Invités dans le cadre du cycle « Le Monde est Stone » organisé par le Forum des Images en l’honneur et avec la collaboration du réalisateur Oliver Stone, les rédacteurs cinéma de Scotchés reviennent sur certains des plus grands classiques du cinéma américain.
Aujourd’hui, retour sur Greetings de Brian De Palma, œuvre méconnue du cinéaste réalisée en 1968 et dépeignant un trio d’amis totalement barrés, représentatifs d’une Amérique en pleine évolution, engagée dans la guerre du Vietnam.

C’est un objet filmique bien particulier que nous présente ici Brian De Palma, mêlant comique de l’absurde, genre documentaire, film de guerre et reportage conspirationniste. En s’attachant aux destins particuliers de Jon (Robert De Niro), Lloyd (Gerrit Graham) et Paul (Jonathan Warden), le réalisateur des futurs Carrie au bal du diable et Scarface dépeint un portrait totalement décalé des États-Unis des années 1960-70. Dans une première partie complètement jubilatoire, faite de mini-sketchs prouvant tout le talent comique de ses acteurs, le metteur en scène se plaît à décrire les stratagèmes mis en place par ces hommes pour ne pas être enrôlés dans l’armée. Passer pour un extrémiste, un homosexuel pervers ou un fou sont autant de techniques répétées pendant des jours entiers par le trio pour échapper aux mailles du système militaire. Voir Gerrit Graham et Robert De Niro filer leurs tuyaux loufoques et inefficaces à un Jonathan Warden médusé – et assommé – se révèle tout à fait tordant et pose d’emblée le ton révolté et barré du long-métrage envers la société américaine et son ingérence au Vietnam. Au côté de cette galerie déjà bien toquée défilent des personnages tout aussi marginaux, symboles d’une nation rongée par le vice et la bêtise, du vendeur de films pornos à l’actrice en herbe à la naïveté aberrante en passant par le conspirationniste obsédé par l’affaire JFK.

Lancés dans trois quêtes différentes que sont le meurtre de JFK, les rencontres amoureuses électroniques et le voyeurisme, les protagonistes présentés à l’écran nous embarquent dans des aventures défiant tout bon sens et morale.
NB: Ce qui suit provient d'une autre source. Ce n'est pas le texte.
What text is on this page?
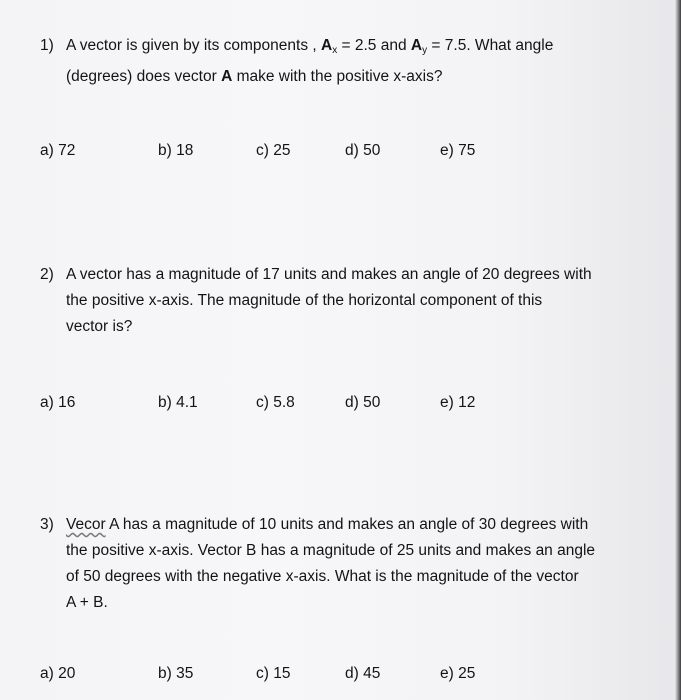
1) A vector is given by its components , $A_x = 2.5$ and $A_y = 7.5$. What angle
(degrees) does vector A make with the positive x-axis?
a) 72	b) 18	c) 25	d) 50	e) 75
2) A vector has a magnitude of 17 units and makes an angle of 20 degrees with
the positive x-axis. The magnitude of the horizontal component of this
vector is?
a) 16	b) 4.1	c) 5.8	d) 50	e) 12
3) Vecor A has a magnitude of 10 units and makes an angle of 30 degrees with
the positive x-axis. Vector B has a magnitude of 25 units and makes an angle
of 50 degrees with the negative x-axis. What is the magnitude of the vector
A + B.
a) 20	b) 35	c) 15	d) 45	e) 25
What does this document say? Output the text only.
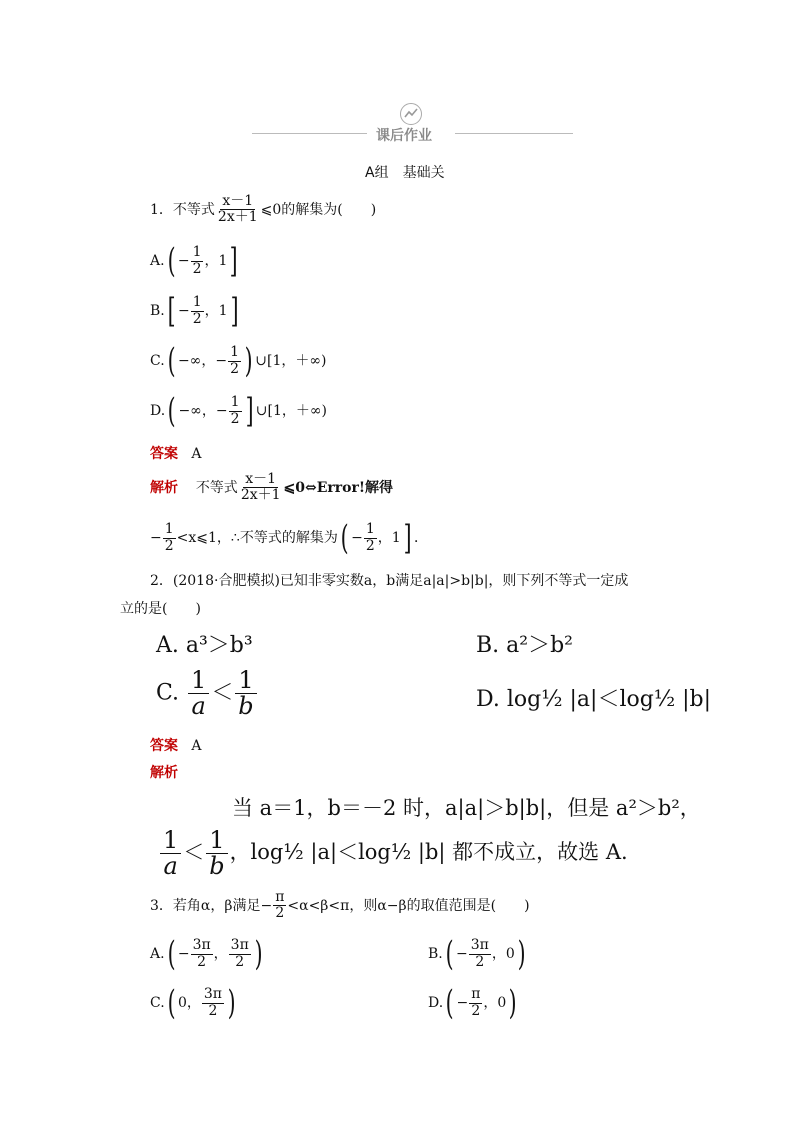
课后作业
A组　基础关
1．不等式 $\frac{x-1}{2x+1}$ ⩽0的解集为(　　)
$A.( - \frac{1}{2}$ ，1]
$B.[ - \frac{1}{2}$ ，1]
C.( −∞，− $\frac{1}{2}$ ) ∪[1，＋∞)
D.( −∞，− $\frac{1}{2}$ ] ∪[1，＋∞)
答案 A
解析 不等式 $\frac{x-1}{2x+1}$ ⩽0⇔Error!解得
− $\frac{1}{2}$ <x⩽1，∴不等式的解集为( − $\frac{1}{2}$ ，1] ．
2．(2018·合肥模拟)已知非零实数a，b满足a|a|>b|b|，则下列不等式一定成
立的是(　　)
A. a³＞b³	B. a²＞b²
C. $\frac{1}{a} < \frac{1}{b}$	D. log½ |a|＜log½ |b|
答案 A
解析
当 a＝1，b＝－2 时，a|a|＞b|b|，但是 a²＞b²，
$\frac{1}{a} < \frac{1}{b}$ ，log½ |a|＜log½ |b| 都不成立，故选 A.
3．若角α，β满足− $\frac{\pi}{2} <\alpha<\beta<\pi$，则α−β的取值范围是(　　)
$A.( - \frac{3\pi}{2}$ ， $\frac{3\pi}{2}$ )	$B.( - \frac{3\pi}{2}$ ，0)
C.( 0， $\frac{3\pi}{2}$ )	$D.( - \frac{\pi}{2}$ ，0)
Entraîné à un rythme effréné au côté de ces hommes à la candeur risible touchante mais aux penchants plus ou moins inquiétants et malsains, le spectateur savoure cette œuvre unique rythmée par une bande-son pleine d’énergie qui vient renforcer l’aspect « farce » du film. Véritable satyre des États-Unis, jouant allègrement avec la révolution sexuelle (on se souviendra longtemps de la dernière rencontre de Paul Shaw avec « la femme au foyer sans son mari »), la guerre du Vietnam et l’affaire JFK, Greetings se révèle être un véritable pied de nez à la nation américaine, mêlant images de fictions et extraits télévisés. Bien que souffrant de quelques longueurs, cette comédie mordante est portée par l’impeccable performance de son casting, parmi lequel Robert De Niro se montre tout à fait délicieux, voyeur hors-pair dont les pulsions ne sauraient être contenues par le danger inhérent à une embuscade en pleine campagne vietnamienne. On ne peut que vous conseiller cette œuvre méconnue et pourtant si savoureuse, qui offre une vision légère et pourtant pleine de sens sur l’Amérique des sixties-seventies.